Trying to balance intake and diet is a secondary therapeutic objective, but it can be highly important in different cases.
Although anxious symptomatology is not the main manifestation of atypical depression, it can be important in the clinical picture.
People with this type of depression may be at greater risk of developing an anxiety disorder, such as social phobia or panic attacks.
As in the vast majority of mood disorders, suicide is the main risk factor for the pathology.
Assessment of ideas about death, autolytic thoughts and suicidal planning should be paramount in the treatment of atypical depression.
Currently, there are specific treatments to intervene in atypical depression.
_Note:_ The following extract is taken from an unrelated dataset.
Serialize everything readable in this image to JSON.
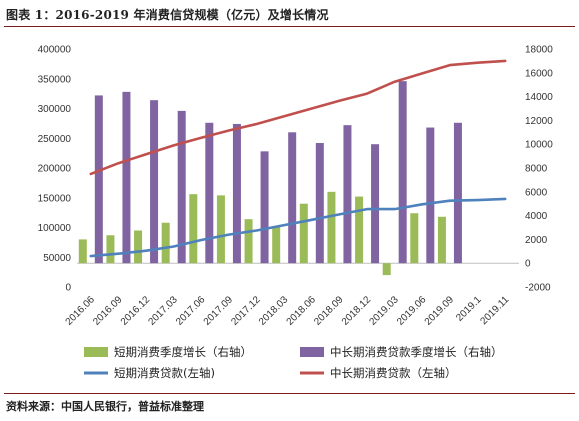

In general, people suffering from this disorder have serious medical conditions that require medication.
Likewise, psychotherapy is a highly recommended tool to accompany pharmacological treatment.
Unlike most types of depression, people with atypical depression often do not respond adequately to treatment with tricyclic antidepressants.
The first choice drugs to treat this psychopathology are monoamine oxidase inhibitors (MAOIs). However, these medications should be used with caution as they can cause significant side effects.
Another type of psychoactive drug used in the treatment of atypical depression is selective serotonin reuptake inhibitors (SSRIs). These medications have fewer side effects than MAOIs and are effective medications for atypical depression.